Will the election of Mahmoud Abbas, people ask, lead to a breakthrough in the Israeli-Palestinian conflict? Wrong question. What matters is not the preferences of Palestinian voters and whether they have chosen Abbas, Mustafa Barghouti, Marwan Barghouti or even Osama Bin Laden, but how much leeway the US allows the Israeli government. And the answer is: do whatever you deem fit, partners!
Through his "disengagement" plan Ariel Sharon, the Israeli prime minister, has managed to turn himself, in the eyes of the world and of his own people, into a mainstream politician, a brave peacemaker, a de Gaulle-type figure ready to fight his former allies, the settlers. The settlers' hysterical response to his professed intention to evacuate 7,000 of them from the Gaza Strip (out of 200,000 in all) contributed much to this new image.
The Israeli left offers no alternative. The Labour Party begged to be included in his new government; the secularist party Shinui, recently forced out of the government to make space for the orthodox religious, would be delighted to get back on board; the faint criticisms of Sharon from Yahad (formerly Meretz), the Zionist-left party, don't fool many, and influence even fewer.
Sharon offers nothing to the Palestinians but a big ghetto called Gaza, confining nearly two million people between concrete walls and barbed wire, while Israel keeps most of the West Bank and prevents the founding of a viable Palestinian state.

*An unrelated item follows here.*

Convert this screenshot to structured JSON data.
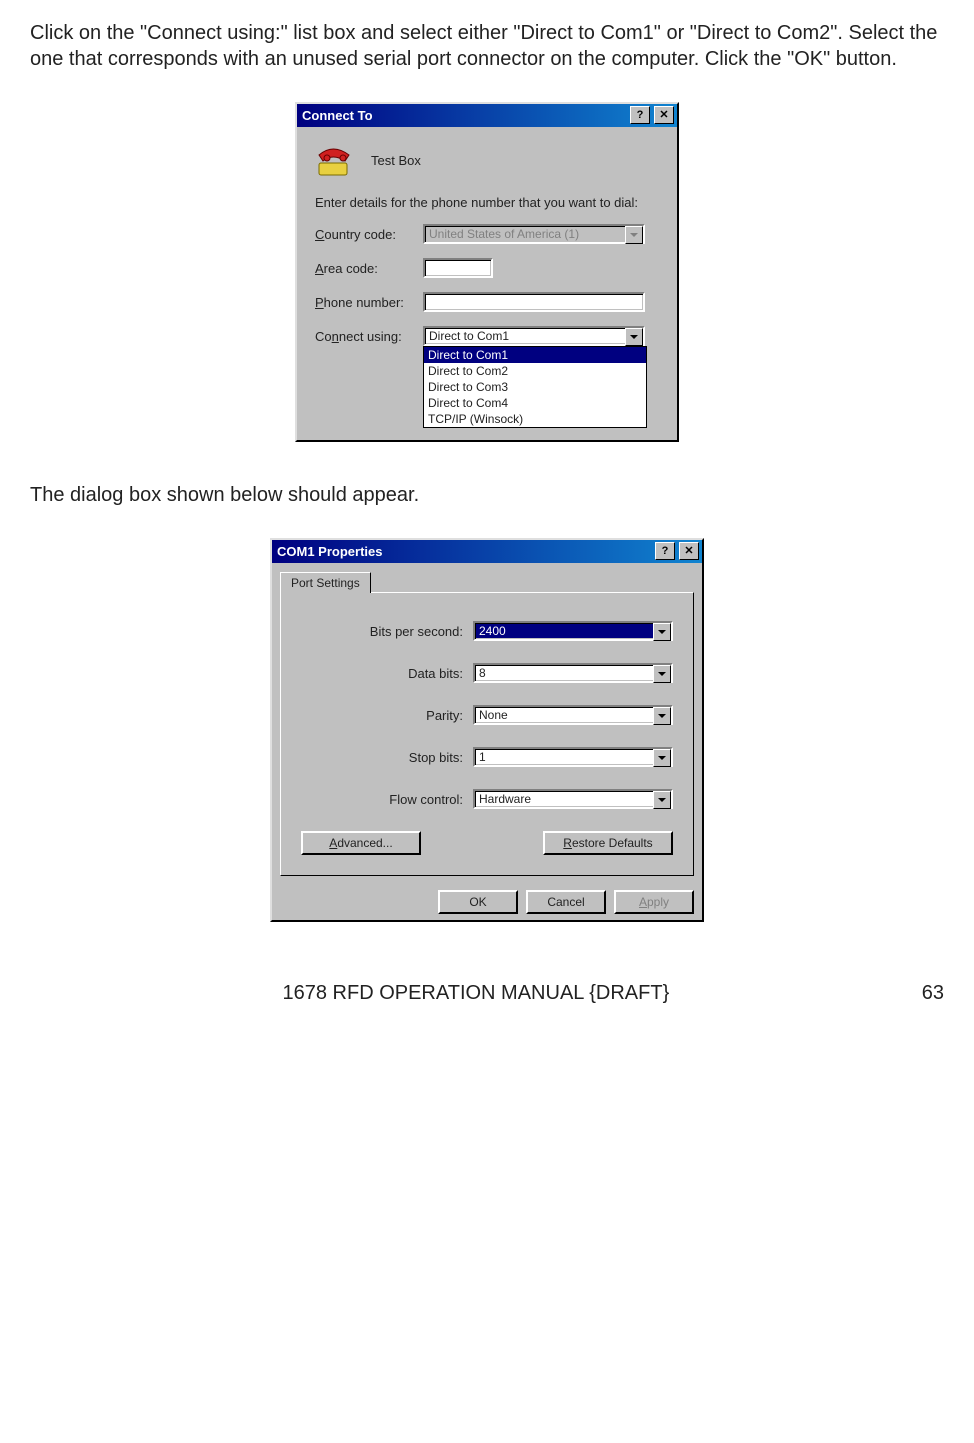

But it was never the Palestinians that Israel was negotiating with: it was the Americans.
The US has always set the Israeli standard for what a "liberal" position on the conflict can be. Traditionally, the Israeli centre-left is pro-American, while Likud and the radical right wing pulls towards anti-Americanism. But the US administration has now moved so far to the right that even Sharon and the majority of his party (albeit a tight majority) can live with it. The left has yet to get used to the idea of defying the will of America from a liberal position. Yahad betrays a mild preference for Europe, but hesitates to spell it out. In Israel today, Europe is widely regarded as "anti-Semitic", so a pro-European affiliation is the love that dares not speak its name.
Abbas is not perceived as a leader elected to represent his own people, but as a subcontractor whose only role is to "prove himself" to the Israelis and hence to the Americans. His need to prove to the people who elected him that he is about to fight for their rights, rather than sell them out, is given no consideration. Palestinian public opinion is considered a nonentity. The Israelis have refused any undertakings to avoid attacks on Palestinian lands, stop expanding settlements in the West Bank or, God forbid, put a halt to the open hunting season on Palestinian children, so often shot as a result of "regrettable and honest mistakes".
But Abbas, at the same time, is required to "prove" that he is "adamant to stop terrorism". This "terrorism" apparently includes the attack on 13 January on the Karni checkpoint leading to Gaza, which prompted Israel to close the checkpoint and freeze contact with the Palestinians. Is there really no difference between a suicide bombing in a civilian bus and a military attack on a checkpoint manned by occupation soldiers?
The Israeli government wants its citizens and the world to believe that there is none.
The newly marketed atmosphere of hope, based on the new "national unity" government in Israel and the elections in the Palestinian Authority, is not much more than a sham. The policies that make it tick are based on neo-colonial ideas of "favours granted on the basis of improved behaviour", "unilateral gestures" and "punishment for misconduct". They can never lead to an agreement between the Israelis and the Palestinians. If progress now depends on Israel being satisfied with Mahmoud Abbas's "good behaviour", then all we have to look forward to is years of stagnation interrupted by surges of violence.
It is striking that the Israeli people, just as much as the Palestinians, are victims of this shabby falsehood.
The vast majority, who now brace themselves to struggle against the right-wing radicals to achieve the Sharon version of peace, are going to be shocked when they discover that the Palestinians are not grateful for their efforts. The cycle of violence will end only when Israelis realise that "making the Americans happy" and "negotiating peace with the Palestinians" are not the same thing.